En el cáterin de empresa lo que manda es la comodidad de quien organiza: que el menú del día o de la reunión llegue puntual, bien etiquetado y sin sorpresas con los alérgenos. La web tiene que reflejar esa seriedad, porque detrás hay una factura a empresa y un comedor que depende de ti.
Cada oficina tiene su ritmo: unos piden comedor diario, otros solo catering para reuniones puntuales o eventos internos.

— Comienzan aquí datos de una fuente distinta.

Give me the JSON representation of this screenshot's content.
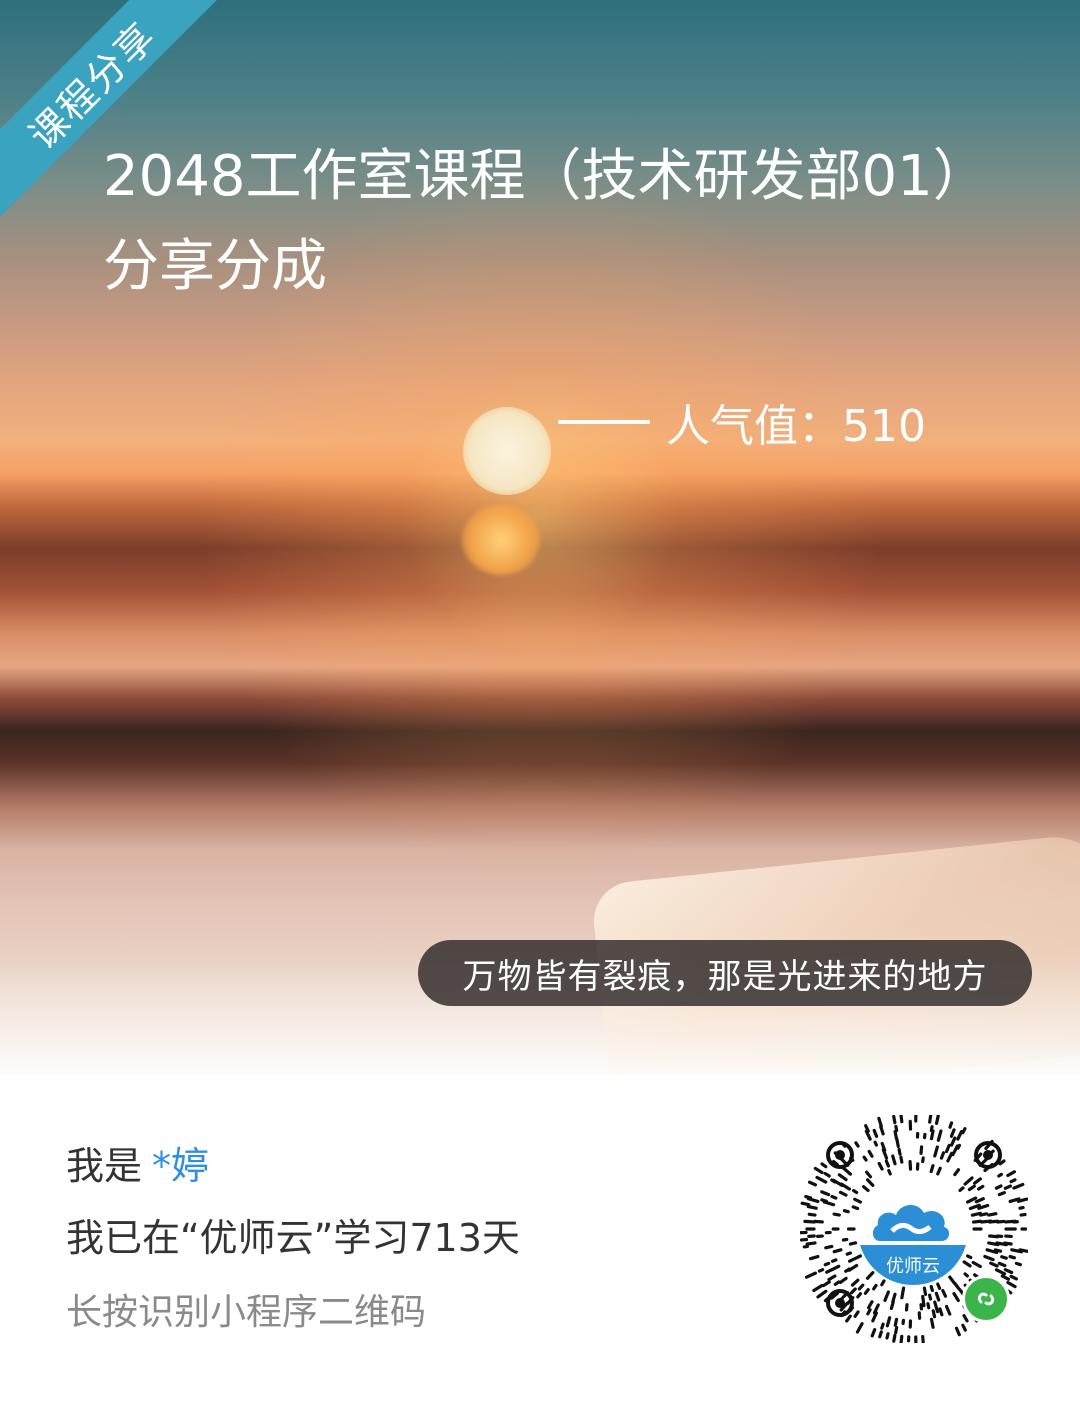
{
  "ribbon": {
    "label": "课程分享"
  },
  "poster": {
    "title": "2048工作室课程（技术研发部01）分享分成",
    "popularity": "人气值：510",
    "quote": "万物皆有裂痕，那是光进来的地方"
  },
  "footer": {
    "greeting_prefix": "我是",
    "user_name": "*婷",
    "study_days": "我已在“优师云”学习713天",
    "hint": "长按识别小程序二维码",
    "qr_logo_text": "优师云"
  },
  "colors": {
    "ribbon": "#3aa3bf",
    "name_accent": "#2f8fe8",
    "qr_logo_band": "#2c8fd6",
    "wechat_green": "#3bb44a"
  },
  "icons": {
    "qr": "qr-code-icon",
    "logo": "cloud-logo-icon",
    "badge": "mini-program-icon"
  }
}
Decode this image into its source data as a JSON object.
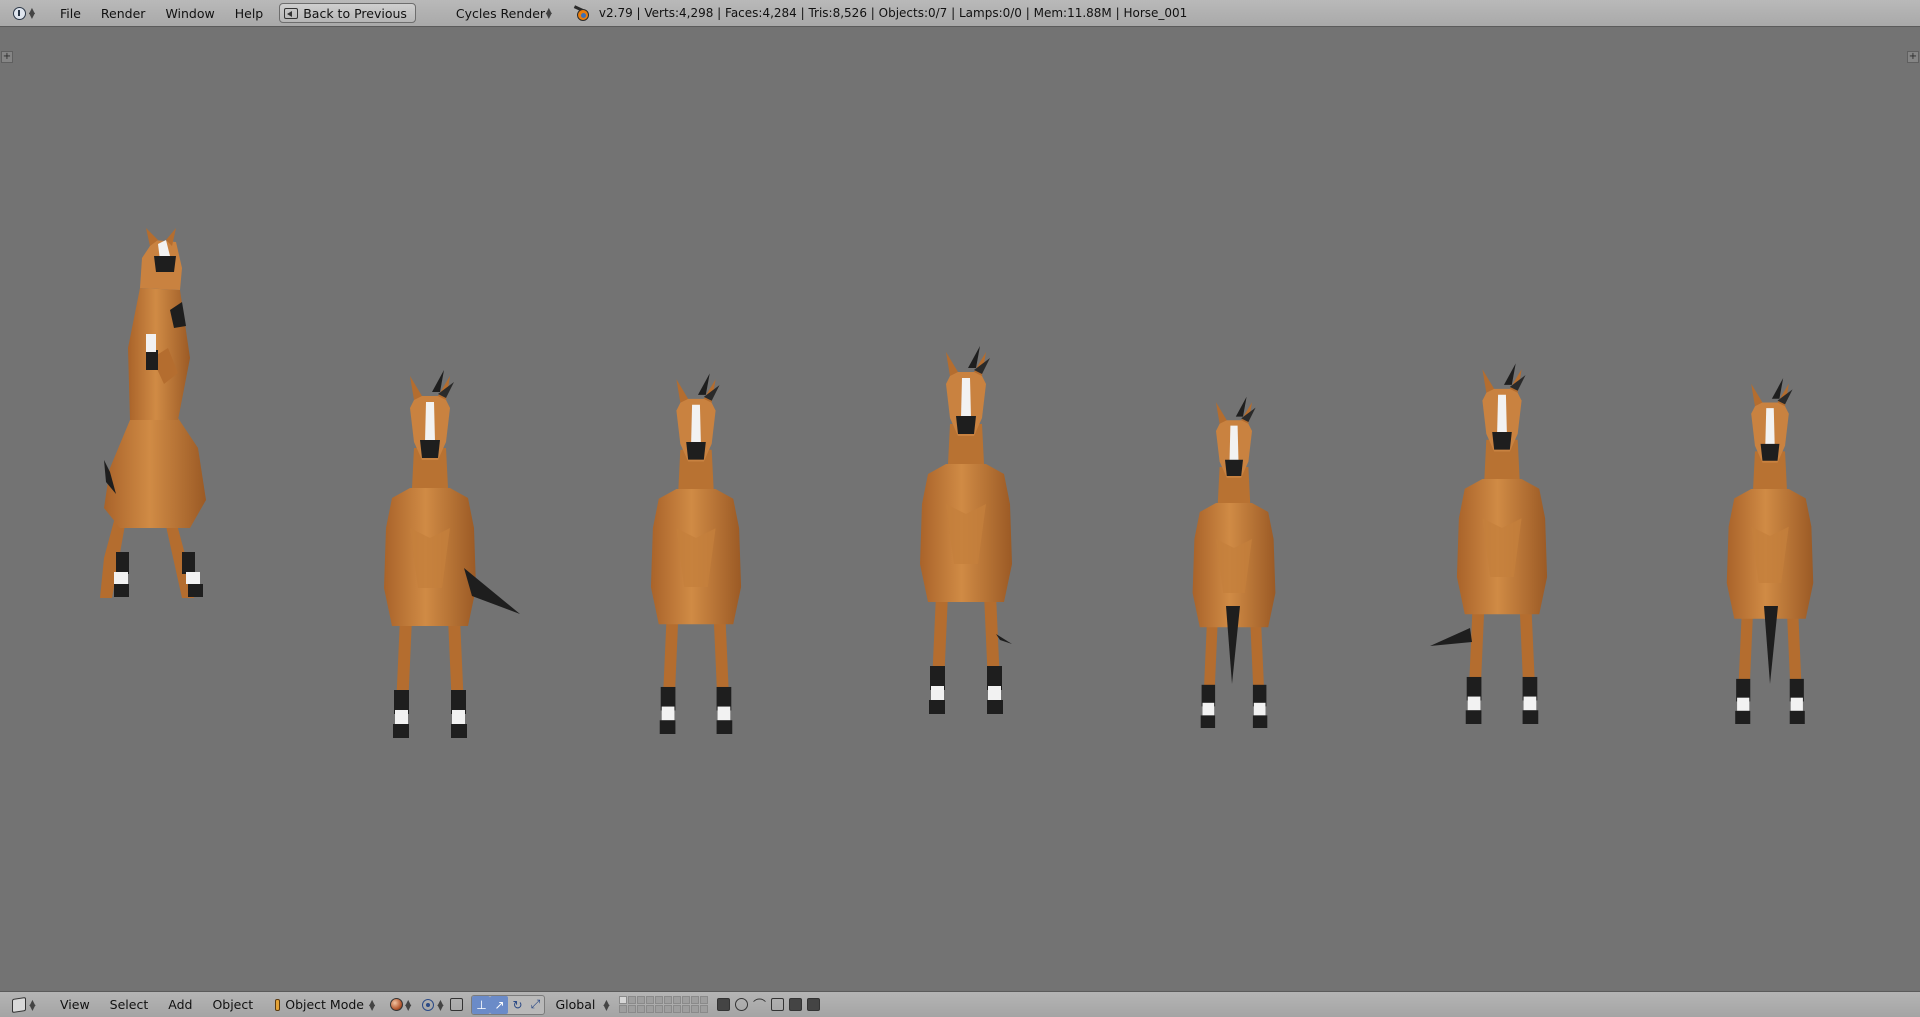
{
  "topbar": {
    "editor_icon": "info-icon",
    "menus": [
      "File",
      "Render",
      "Window",
      "Help"
    ],
    "back_button": "Back to Previous",
    "render_engine": "Cycles Render",
    "stats": "v2.79 | Verts:4,298 | Faces:4,284 | Tris:8,526 | Objects:0/7 | Lamps:0/0 | Mem:11.88M | Horse_001"
  },
  "viewport": {
    "background": "#737373",
    "horse_color": "#c27a34",
    "marking_color": "#f2f2f2",
    "hoof_color": "#1e1e1e",
    "horse_count": 7
  },
  "bottombar": {
    "editor_icon": "cube-icon",
    "menus": [
      "View",
      "Select",
      "Add",
      "Object"
    ],
    "mode": "Object Mode",
    "orientation": "Global"
  }
}
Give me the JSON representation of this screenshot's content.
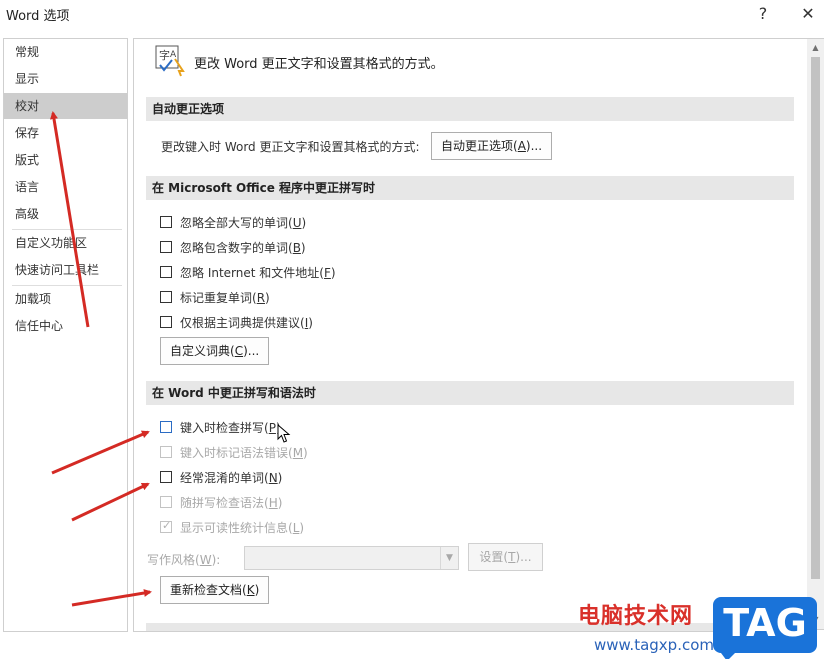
{
  "window": {
    "title": "Word 选项",
    "help_label": "?",
    "close_label": "✕"
  },
  "sidebar": {
    "items": [
      {
        "label": "常规"
      },
      {
        "label": "显示"
      },
      {
        "label": "校对",
        "selected": true
      },
      {
        "label": "保存"
      },
      {
        "label": "版式"
      },
      {
        "label": "语言"
      },
      {
        "label": "高级"
      },
      {
        "label": "自定义功能区"
      },
      {
        "label": "快速访问工具栏"
      },
      {
        "label": "加载项"
      },
      {
        "label": "信任中心"
      }
    ]
  },
  "content": {
    "header": "更改 Word 更正文字和设置其格式的方式。",
    "header_icon": "proofing-abc-check-icon",
    "autocorrect_section": {
      "title": "自动更正选项",
      "row_label": "更改键入时 Word 更正文字和设置其格式的方式:",
      "button_pre": "自动更正选项(",
      "button_key": "A",
      "button_post": ")..."
    },
    "office_section": {
      "title": "在 Microsoft Office 程序中更正拼写时",
      "checkboxes": [
        {
          "pre": "忽略全部大写的单词(",
          "key": "U",
          "post": ")",
          "checked": false
        },
        {
          "pre": "忽略包含数字的单词(",
          "key": "B",
          "post": ")",
          "checked": false
        },
        {
          "pre": "忽略 Internet 和文件地址(",
          "key": "F",
          "post": ")",
          "checked": false
        },
        {
          "pre": "标记重复单词(",
          "key": "R",
          "post": ")",
          "checked": false
        },
        {
          "pre": "仅根据主词典提供建议(",
          "key": "I",
          "post": ")",
          "checked": false
        }
      ],
      "dict_button_pre": "自定义词典(",
      "dict_button_key": "C",
      "dict_button_post": ")..."
    },
    "word_section": {
      "title": "在 Word 中更正拼写和语法时",
      "checkboxes": [
        {
          "pre": "键入时检查拼写(",
          "key": "P",
          "post": ")",
          "checked": false,
          "disabled": false
        },
        {
          "pre": "键入时标记语法错误(",
          "key": "M",
          "post": ")",
          "checked": false,
          "disabled": true
        },
        {
          "pre": "经常混淆的单词(",
          "key": "N",
          "post": ")",
          "checked": false,
          "disabled": false
        },
        {
          "pre": "随拼写检查语法(",
          "key": "H",
          "post": ")",
          "checked": false,
          "disabled": true
        },
        {
          "pre": "显示可读性统计信息(",
          "key": "L",
          "post": ")",
          "checked": true,
          "disabled": true
        }
      ],
      "style_label_pre": "写作风格(",
      "style_label_key": "W",
      "style_label_post": "):",
      "style_value": "",
      "settings_button_pre": "设置(",
      "settings_button_key": "T",
      "settings_button_post": ")...",
      "recheck_button_pre": "重新检查文档(",
      "recheck_button_key": "K",
      "recheck_button_post": ")"
    }
  },
  "watermark": {
    "site_name": "电脑技术网",
    "url": "www.tagxp.com",
    "logo": "TAG"
  },
  "colors": {
    "annotation_arrow": "#d42a24",
    "selected_nav": "#cdcdcd",
    "section_bg": "#e7e7e7",
    "watermark_tag_bg": "#1a73d9"
  }
}
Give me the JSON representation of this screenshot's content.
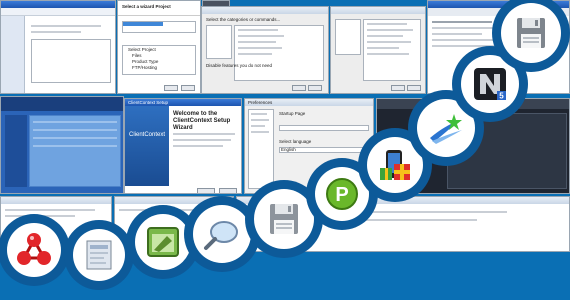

Tu web debe contemplar ambos casos, con menús cerrados para el día a día y opciones a medida cuando hay una presentación o una visita importante.
Quien contrata un cáterin corporativo necesita previsibilidad: saber qué se sirve, para cuántos y cuánto cuesta antes de dar el "sí". Mostrar claramente los menús, los aforos por comensales y la facturación a empresa es lo que convierte una consulta en un cliente recurrente.
Cuando llega la hora de organizar el comedor o las reuniones, lo último que quieres es ir y venir por email. Una web con menús corporativos y pedido recurrente te muestra alérgenos, opciones veganas y sin gluten, y te deja cerrar el pedido para todo el equipo en minutos.
El responsable de oficina busca un cáterin de empresa que sea fiable y fácil de pedir. Por eso la web debe girar en torno a los menús corporativos y el pedido recurrente programable: ver el catálogo, calcular comensales y facturar a la empresa sin fricción.
El catálogo de menús corporativos se presenta con alérgenos visibles y opciones veganas y sin gluten en cada plato, para que quien organiza pueda elegir sabiendo que cubre a todo el equipo sin tener que preguntar uno por uno.
El pedido recurrente programable es el corazón de la web: la persona responsable deja fijado el menú del comedor o de la reunión semanal y el sistema lo repite, con posibilidad de pausar o cambiar cuando haga falta. Menos gestión, menos errores.
El presupuesto por número de comensales y la facturación a empresa cierran el círculo: se calcula el coste según el equipo, se ajusta para reuniones grandes y queda todo listo para emitir factura, que es como compra de verdad una oficina.
Para un catering de empresa la web es el escaparate que cierra la contratación: galerías potentes de eventos reales, vídeo si lo tienes y menús corporativos y pedido recurrente. Le sumamos un sistema de consulta de disponibilidad y reserva de fecha donde el cliente indica el día, el tipo de evento y el número de invitados, para que recibas peticiones serias y filtradas, no curiosos sueltos.
Muchas Cáterings de empresa viven de temporadas y del boca a boca, y entre picos el teléfono se queda mudo. Con SEO local y una web pensada para captar peticiones con fecha, llenas la agenda también con clientes que te encuentran buscando en internet, y conviertes esas búsquedas en consultas de disponibilidad reales.